Two elevated concrete guideways are emerging across the desert east and west of Cairo, forming what will be the world's longest monorail. From either side of the River Nile, about 62 miles of monorail in two lines are spreading out from the Egyptian capital to new administrative and residential developments.
The monorail will have no track, but its rubber-tired trains will run directly on concrete guideways, says a senior project engineer. Precasting thousands of 85-to-100-ft-long guideway prestressed concrete beams to such precision is a challenge. But difficulties in diverting utilities have been more disruptive.
One monorail line will run for 35 miles from east of the Nile out to the New Administrative Capital now taking shape in the desert. From the other side of the river, the second line will reach 26 miles west to 6th of October City.
To avoid having to cross the Nile, the monorail's ends in the city are about 7.5 miles apart, says Waleed Abdel Fattah, regional managing director at Hill International, the owner's project manager. The two lines will be connected by the metro.
Egypt's National Authority for Tunnels in August 2019 signed a contract to design and build the lines, then operate and maintain them for 30 years. The contract had a design-build civil construction value of about $1.4 billion, with trains and systems adding $1.5 billion.
The successful consortium was led by Canada's Bombardier Transportation, which is building the trains in England. A U.K. export credit linked to the train order, signed in August 2020, is underpinning a $1.9-billion project bank loan to Egypt. Paris-based Alstom Group acquired Bombardier last year.
Alstom's monorail consortium includes the civil works joint venture of the major Egyptian contractors Orascom Construction PLC. and The Arab Contractors Co. (Osman Ahmed Osman & Co.). Alstom is managing the systems work and began delivering the 70 four-car, rubber-tired, driverless trains in September.
Arab Contractors is handling design-build civil work on the west line with a value of around $560 million. Orascom's work on the longer, east line is worth $780 million. While the contractors are working separately, there was integration during design as well as some common procurement, says a project source. The contractor was not available for comment.
Spain's SENER Group and Cairo-based SHAKER Consultancy Group are handling design for the construction joint venture. And Las Vegas-based Innova Technologies Inc. is providing guideway design and other services.

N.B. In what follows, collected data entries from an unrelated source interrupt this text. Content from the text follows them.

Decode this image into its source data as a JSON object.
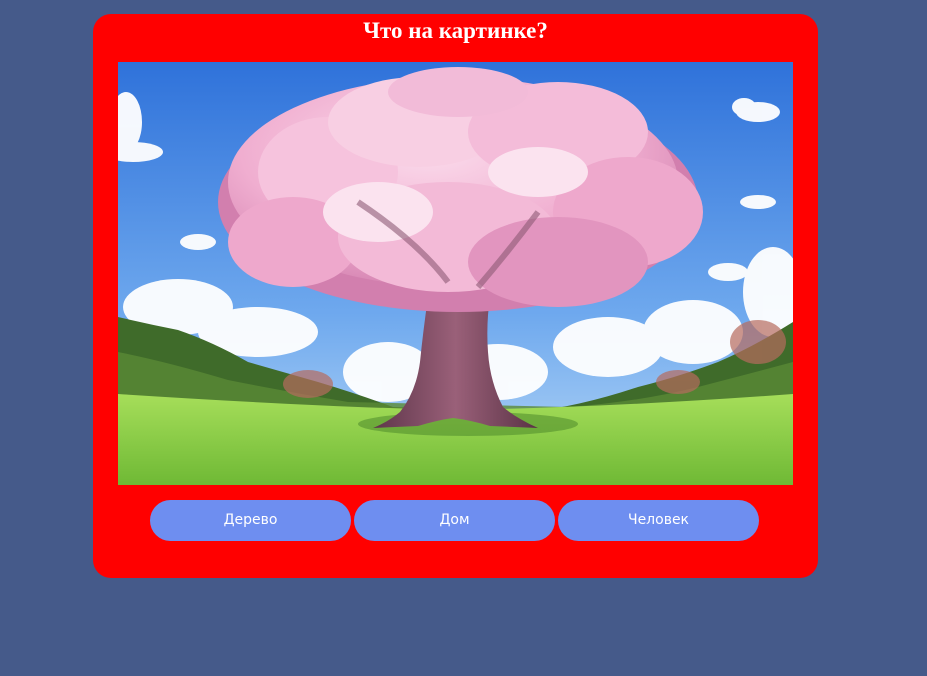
{
  "quiz": {
    "title": "Что на картинке?",
    "image": {
      "subject": "cherry-blossom-tree-landscape",
      "colors": {
        "sky_top": "#3a7fe0",
        "sky_bottom": "#9cc8f5",
        "cloud": "#ffffff",
        "blossom": "#f2b6d2",
        "blossom_shadow": "#d77fab",
        "trunk": "#7a4a5e",
        "grass": "#8fd24a",
        "grass_dark": "#5c9d2e",
        "forest": "#3f6b2a"
      }
    },
    "answers": [
      {
        "label": "Дерево"
      },
      {
        "label": "Дом"
      },
      {
        "label": "Человек"
      }
    ],
    "colors": {
      "page_background": "#455a8a",
      "card_background": "#ff0000",
      "button_background": "#6e8ef0",
      "button_text": "#ffffff",
      "title_text": "#ffffff"
    }
  }
}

To produce numerous guideway beams, the two civil contractors operate their own precasting facilities but share equipment suppliers. Since trains will run directly on the beams, "the final ride quality is very much dependent on the precision and casting tolerances," explains a manager.
"The whole alignment geometry has to be designed into each beam, including vertical and horizontal curve, spiral transitions, superelevation at curves, as well as gradients up to 6%," he adds. The design must also account for long term creep and shrinkage.
With about a third of the monorail in place, snags with utility diversion have hindered progress. Since it was not possible to fix prices for diversions in the construction contracts, the consortium is responsible only for surveying the route and defining its requirements. The owner is coordinating the diversion work with relevant authorities.
About 45% of the east superstructure is now in place, pointing to completion later than the early 2023 deadline originally flagged by the contractor. Trial operations look set to start mid next year. About 20% of the west guideway is up and now due for completion by the end of next year, a few months later than first planned. Until earlier this year, "we had major challenges," says Hill's Abdel Fattah. "But...now it's clear."